Anne-Sophie Stamane
Reste à chargeLes plus pauvres trop exposés
Dans une récente analyse, l’Organisation mondiale de la santé (OMS) identifie les défauts du système français de couverture maladie, susceptibles de mettre en grande difficulté les foyers les plus précaires.
Peut mieux faire. C’est la conclusion de la publication de l'Organisation mondiale de la santé (OMS) sur « l’accessibilité financière des soins et services de santé » en France (1). D’abord les bons points, qui pourraient servir d’exemples à suivre pour des pays moins bien organisés : le dispositif d’affections de longue durée (ALD), qui déleste automatiquement du gros des dépenses, y compris à l’hôpital, en cas de maladies graves et coûteuses comme le cancer ; l’Aide médicale d’État qui couvre les soins des sans-papiers dépourvus de ressources après trois mois de séjour sur le territoire ; et la protection universelle maladie (Puma), accessible sans conditions. Autant de mécanismes de protection efficaces répertoriés par l’OMS… Mais qui ne suffisent pas à prévenir totalement les situations financières compliquées.
« Restes à charge catastrophiques »
Car il existe des failles exposant les foyers les plus fragiles à des restes à charge susceptibles de compromettre leurs conditions de vie, dits « restes à charge catastrophiques ». Ils sont un facteur identifié de renoncement aux soins. L’OMS pointe d’abord le rôle des dépassements d’honoraires médicaux, qui n’épargnent quasiment personne : même les bénéficiaires d’une ALD y sont confrontés à un moment ou à un autre. Seule la complémentaire santé solidaire (qui englobe l’ancienne CMU-C) interdit aux professionnels de santé d’en réclamer. Mais les démarches administratives pour l’obtenir entravent son accès aux populations éligibles. Et les usagers qui n’en relèvent pas, tout en se situant juste au-dessus des critères d’attribution, se voient appliquer des dépassements sans distinction. Leur complémentaire santé, le cas échéant, est rarement suffisante pour les couvrir correctement.

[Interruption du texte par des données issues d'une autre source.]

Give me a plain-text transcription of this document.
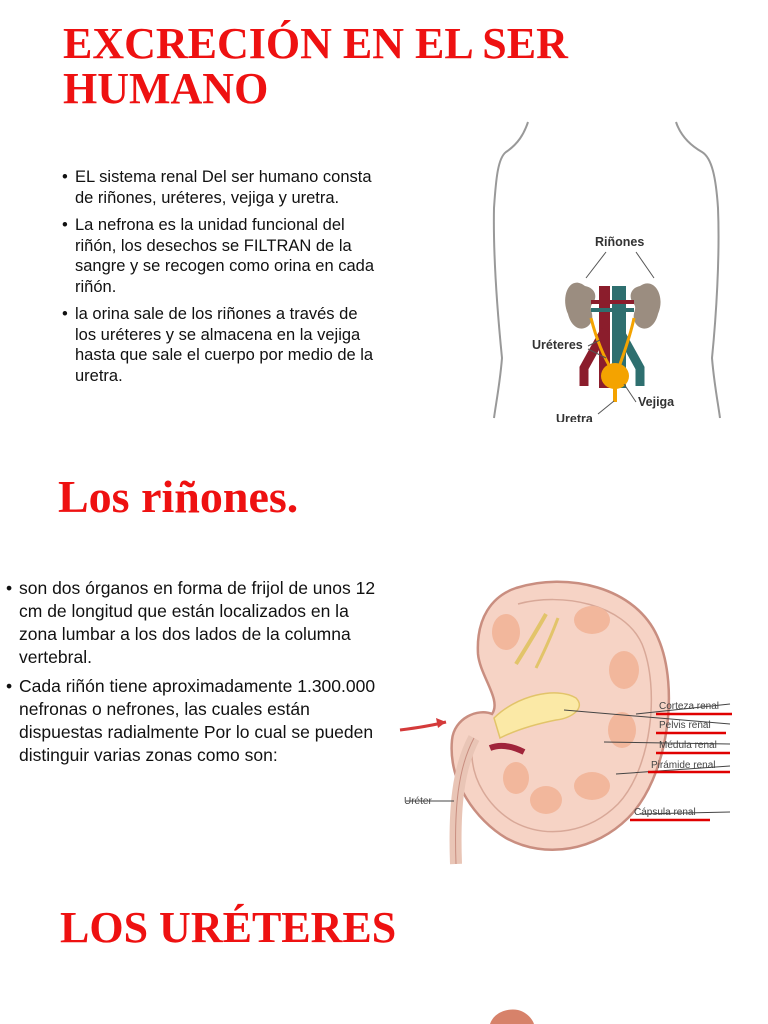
EXCRECIÓN EN EL SER HUMANO
• EL sistema renal Del ser humano consta de riñones, uréteres, vejiga y uretra.
• La nefrona es la unidad funcional del riñón, los desechos se FILTRAN de la sangre y se recogen como orina en cada riñón.
• la orina sale de los riñones a través de los uréteres y se almacena en la vejiga hasta que sale el cuerpo por medio de la uretra.
Riñones
Uréteres
Vejiga
Uretra
Los riñones.
• son dos órganos en forma de frijol de unos 12 cm de longitud que están localizados en la zona lumbar a los dos lados de la columna vertebral.
• Cada riñón tiene aproximadamente 1.300.000 nefronas o nefrones, las cuales están dispuestas radialmente Por lo cual se pueden distinguir varias zonas como son:
Corteza renal
Pelvis renal
Médula renal
Pirámide renal
Cápsula renal
Uréter
LOS URÉTERES
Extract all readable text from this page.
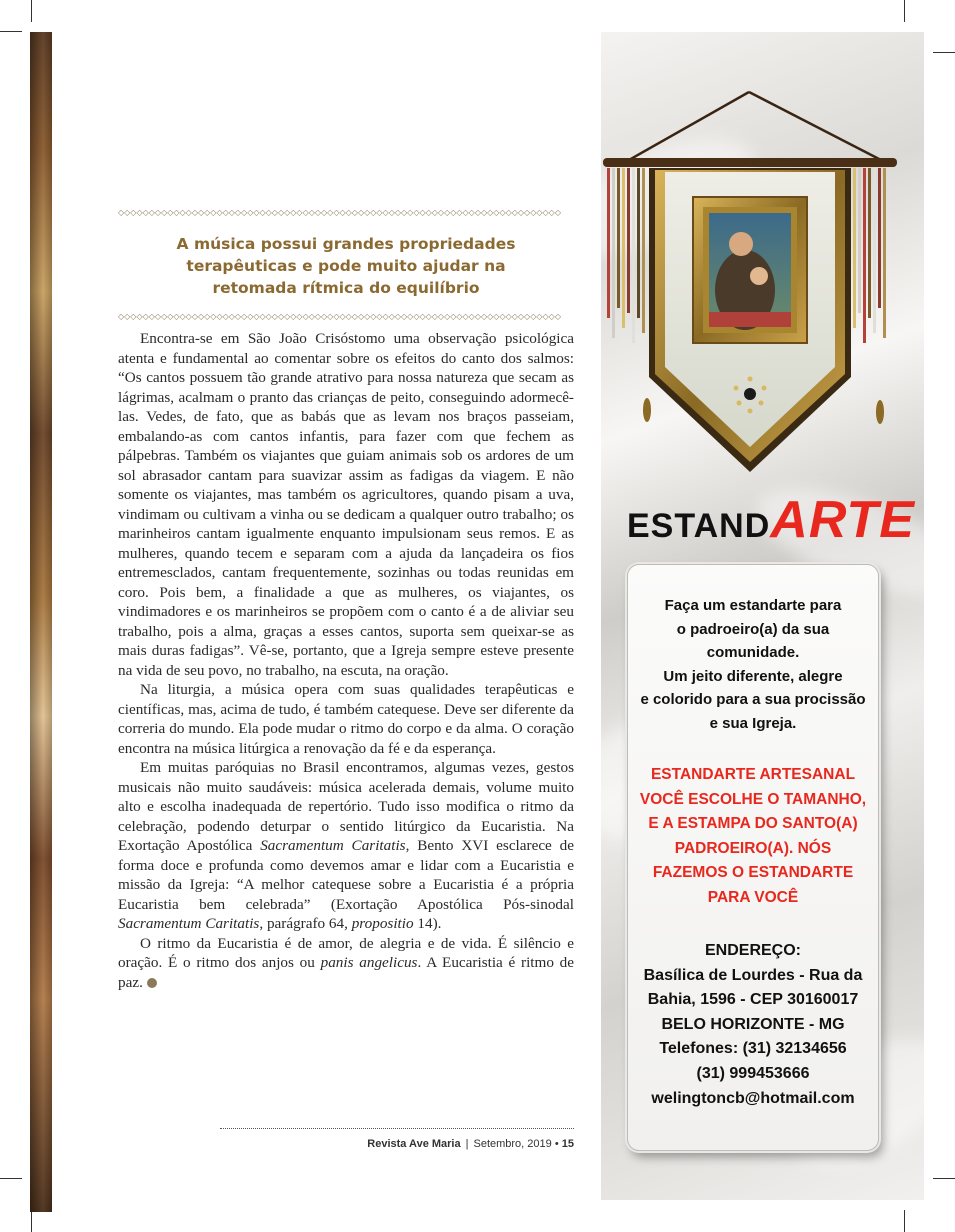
◇◇◇◇◇◇◇◇◇◇◇◇◇◇◇◇◇◇◇◇◇◇◇◇◇◇◇◇◇◇◇◇◇◇◇◇◇◇◇◇◇◇◇◇◇◇◇◇◇◇◇◇◇◇◇◇◇◇◇◇◇◇◇◇◇◇◇◇◇◇◇◇
A música possui grandes propriedades
terapêuticas e pode muito ajudar na
retomada rítmica do equilíbrio
◇◇◇◇◇◇◇◇◇◇◇◇◇◇◇◇◇◇◇◇◇◇◇◇◇◇◇◇◇◇◇◇◇◇◇◇◇◇◇◇◇◇◇◇◇◇◇◇◇◇◇◇◇◇◇◇◇◇◇◇◇◇◇◇◇◇◇◇◇◇◇◇

Encontra-se em São João Crisóstomo uma observação psicológica atenta e fundamental ao comentar sobre os efeitos do canto dos salmos: “Os cantos possuem tão grande atrativo para nossa natureza que secam as lágrimas, acalmam o pranto das crianças de peito, conseguindo adormecê-las. Vedes, de fato, que as babás que as levam nos braços passeiam, embalando-as com cantos infantis, para fazer com que fechem as pálpebras. Também os viajantes que guiam animais sob os ardores de um sol abrasador cantam para suavizar assim as fadigas da viagem. E não somente os viajantes, mas também os agricultores, quando pisam a uva, vindimam ou cultivam a vinha ou se dedicam a qualquer outro trabalho; os marinheiros cantam igualmente enquanto impulsionam seus remos. E as mulheres, quando tecem e separam com a ajuda da lançadeira os fios entremesclados, cantam frequentemente, sozinhas ou todas reunidas em coro. Pois bem, a finalidade a que as mulheres, os viajantes, os vindimadores e os marinheiros se propõem com o canto é a de aliviar seu trabalho, pois a alma, graças a esses cantos, suporta sem queixar-se as mais duras fadigas”. Vê-se, portanto, que a Igreja sempre esteve presente na vida de seu povo, no trabalho, na escuta, na oração.

Na liturgia, a música opera com suas qualidades terapêuticas e científicas, mas, acima de tudo, é também catequese. Deve ser diferente da correria do mundo. Ela pode mudar o ritmo do corpo e da alma. O coração encontra na música litúrgica a renovação da fé e da esperança.

Em muitas paróquias no Brasil encontramos, algumas vezes, gestos musicais não muito saudáveis: música acelerada demais, volume muito alto e escolha inadequada de repertório. Tudo isso modifica o ritmo da celebração, podendo deturpar o sentido litúrgico da Eucaristia. Na Exortação Apostólica Sacramentum Caritatis, Bento XVI esclarece de forma doce e profunda como devemos amar e lidar com a Eucaristia e missão da Igreja: “A melhor catequese sobre a Eucaristia é a própria Eucaristia bem celebrada” (Exortação Apostólica Pós-sinodal Sacramentum Caritatis, parágrafo 64, propositio 14).

O ritmo da Eucaristia é de amor, de alegria e de vida. É silêncio e oração. É o ritmo dos anjos ou panis angelicus. A Eucaristia é ritmo de paz.

Revista Ave Maria | Setembro, 2019 • 15
ESTANDARTE
Faça um estandarte para
o padroeiro(a) da sua
comunidade.
Um jeito diferente, alegre
e colorido para a sua procissão
e sua Igreja.
ESTANDARTE ARTESANAL
VOCÊ ESCOLHE O TAMANHO,
E A ESTAMPA DO SANTO(A)
PADROEIRO(A). NÓS
FAZEMOS O ESTANDARTE
PARA VOCÊ
ENDEREÇO:
Basílica de Lourdes - Rua da
Bahia, 1596 - CEP 30160017
BELO HORIZONTE - MG
Telefones: (31) 32134656
(31) 999453666
welingtoncb@hotmail.com
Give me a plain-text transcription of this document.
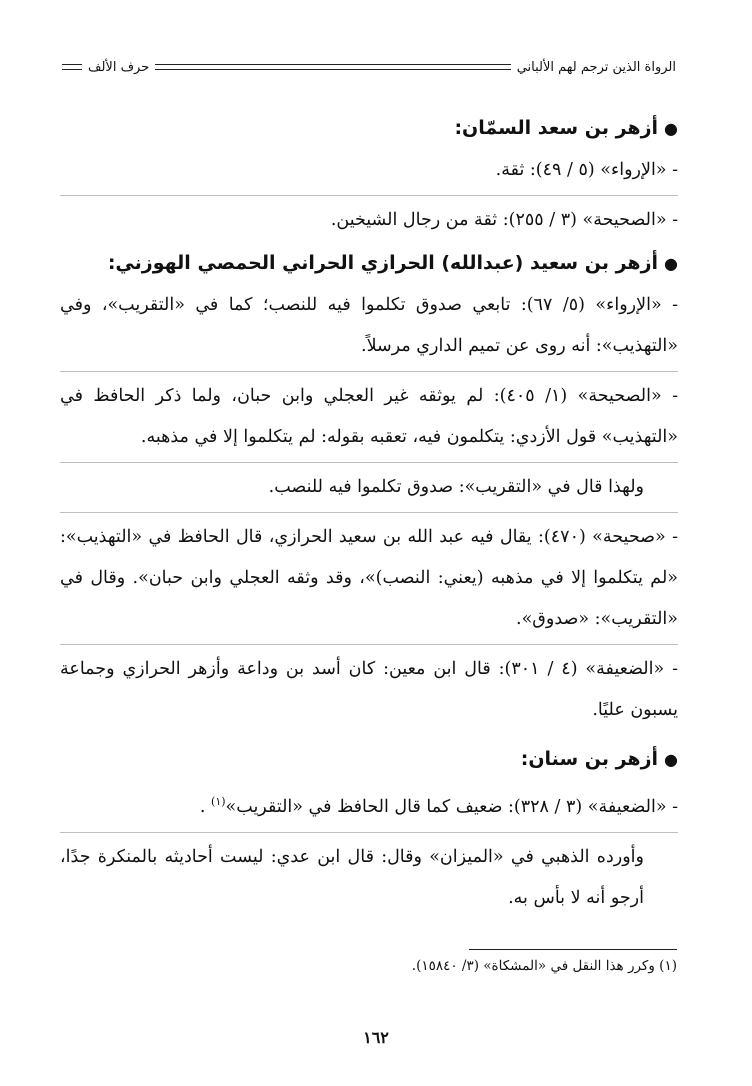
الرواة الذين ترجم لهم الألباني
حرف الألف
●
أزهر بن سعد السمّان:

- «الإرواء» (٥ / ٤٩): ثقة.

- «الصحيحة» (٣ / ٢٥٥): ثقة من رجال الشيخين.

●
أزهر بن سعيد (عبدالله) الحرازي الحراني الحمصي الهوزني:

- «الإرواء» (٥/ ٦٧): تابعي صدوق تكلموا فيه للنصب؛ كما في «التقريب»، وفي «التهذيب»: أنه روى عن تميم الداري مرسلاً.

- «الصحيحة» (١/ ٤٠٥): لم يوثقه غير العجلي وابن حبان، ولما ذكر الحافظ في «التهذيب» قول الأزدي: يتكلمون فيه، تعقبه بقوله: لم يتكلموا إلا في مذهبه.

ولهذا قال في «التقريب»: صدوق تكلموا فيه للنصب.

- «صحيحة» (٤٧٠): يقال فيه عبد الله بن سعيد الحرازي، قال الحافظ في «التهذيب»: «لم يتكلموا إلا في مذهبه (يعني: النصب)»، وقد وثقه العجلي وابن حبان». وقال في «التقريب»: «صدوق».

- «الضعيفة» (٤ / ٣٠١): قال ابن معين: كان أسد بن وداعة وأزهر الحرازي وجماعة يسبون عليًا.

●
أزهر بن سنان:

- «الضعيفة» (٣ / ٣٢٨): ضعيف كما قال الحافظ في «التقريب»$^{(١)}$ .

وأورده الذهبي في «الميزان» وقال: قال ابن عدي: ليست أحاديثه بالمنكرة جدًا، أرجو أنه لا بأس به.

(١) وكرر هذا النقل في «المشكاة» (٣/ ١٥٨٤٠).
١٦٢
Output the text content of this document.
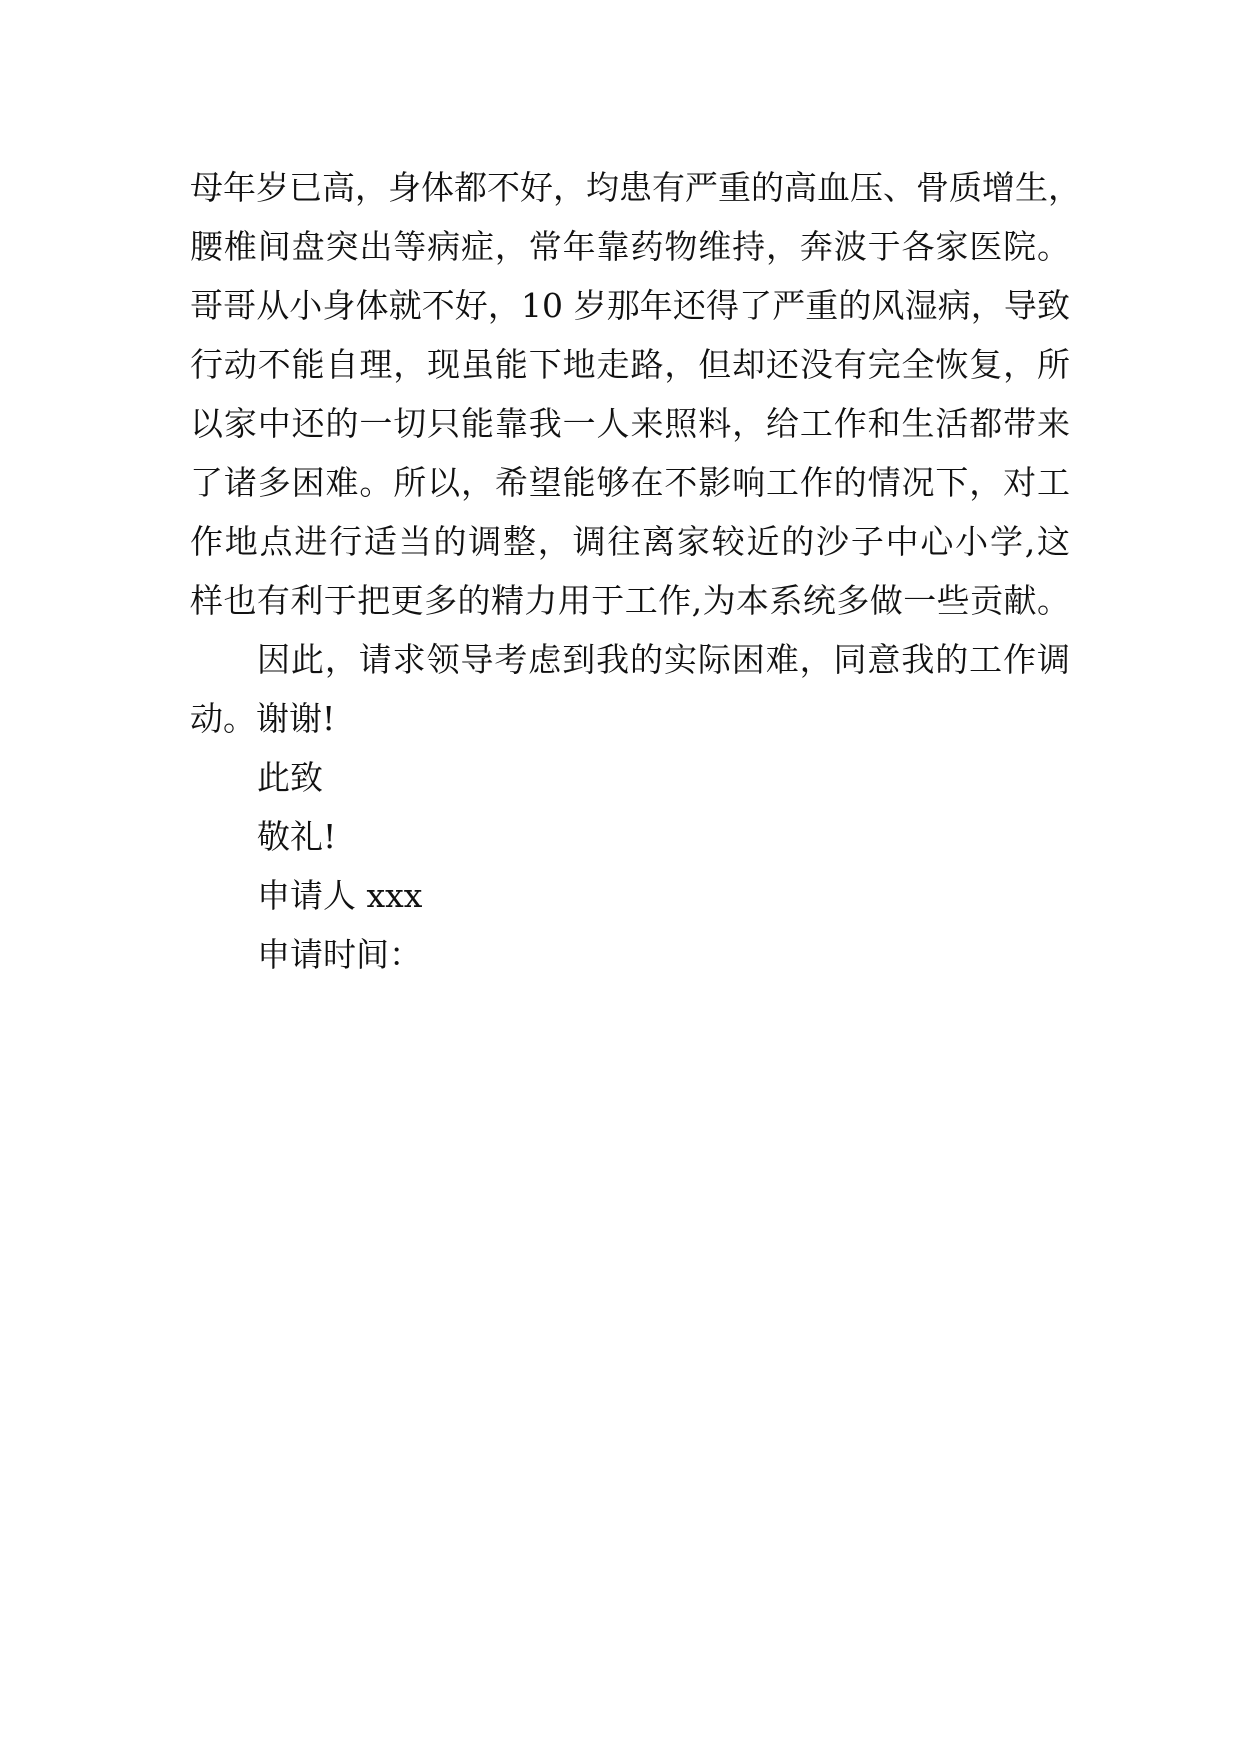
母年岁已高，身体都不好，均患有严重的高血压、骨质增生，
腰椎间盘突出等病症，常年靠药物维持，奔波于各家医院。
哥哥从小身体就不好，10 岁那年还得了严重的风湿病，导致
行动不能自理，现虽能下地走路，但却还没有完全恢复，所
以家中还的一切只能靠我一人来照料，给工作和生活都带来
了诸多困难。所以，希望能够在不影响工作的情况下，对工
作地点进行适当的调整，调往离家较近的沙子中心小学,这
样也有利于把更多的精力用于工作,为本系统多做一些贡献。
因此，请求领导考虑到我的实际困难，同意我的工作调
动。谢谢!
此致
敬礼!
申请人 xxx
申请时间：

Les participations financières peu lisibles comme le ticket modérateur et les franchises sur les consultations médicales et les boîtes de médicaments contribuent également aux difficultés, d’autant qu’elles sont largement généralisées.
Recommandations
L’OMS formule des recommandations pour combler les brèches. La première a le mérite d’être simple : il s’agirait ni plus ni moins que de dispenser les bénéficiaires de la CSS et des ALD de toute participation financière, dépassements compris, de sorte que la complémentaire santé ne serait plus nécessaire. En dehors de ces situations, il faudrait, deuxièmement, déterminer un plafond annuel fixe pour les multiples participations. Enfin, poser une limite aux dépassements d’honoraires, améliorer la transparence des tarifs et généraliser le tiers payant lèverait l’incertitude sur ce qui reste à payer, et faciliterait les éventuels arbitrages sur les dépenses à engager.
(1) « Les soins et services de santé sont-ils financièrement accessibles ? De nouvelles bases factuelles sur la protection financière en France », Damien Bricard, Organisation mondiale de la santé, région européenne.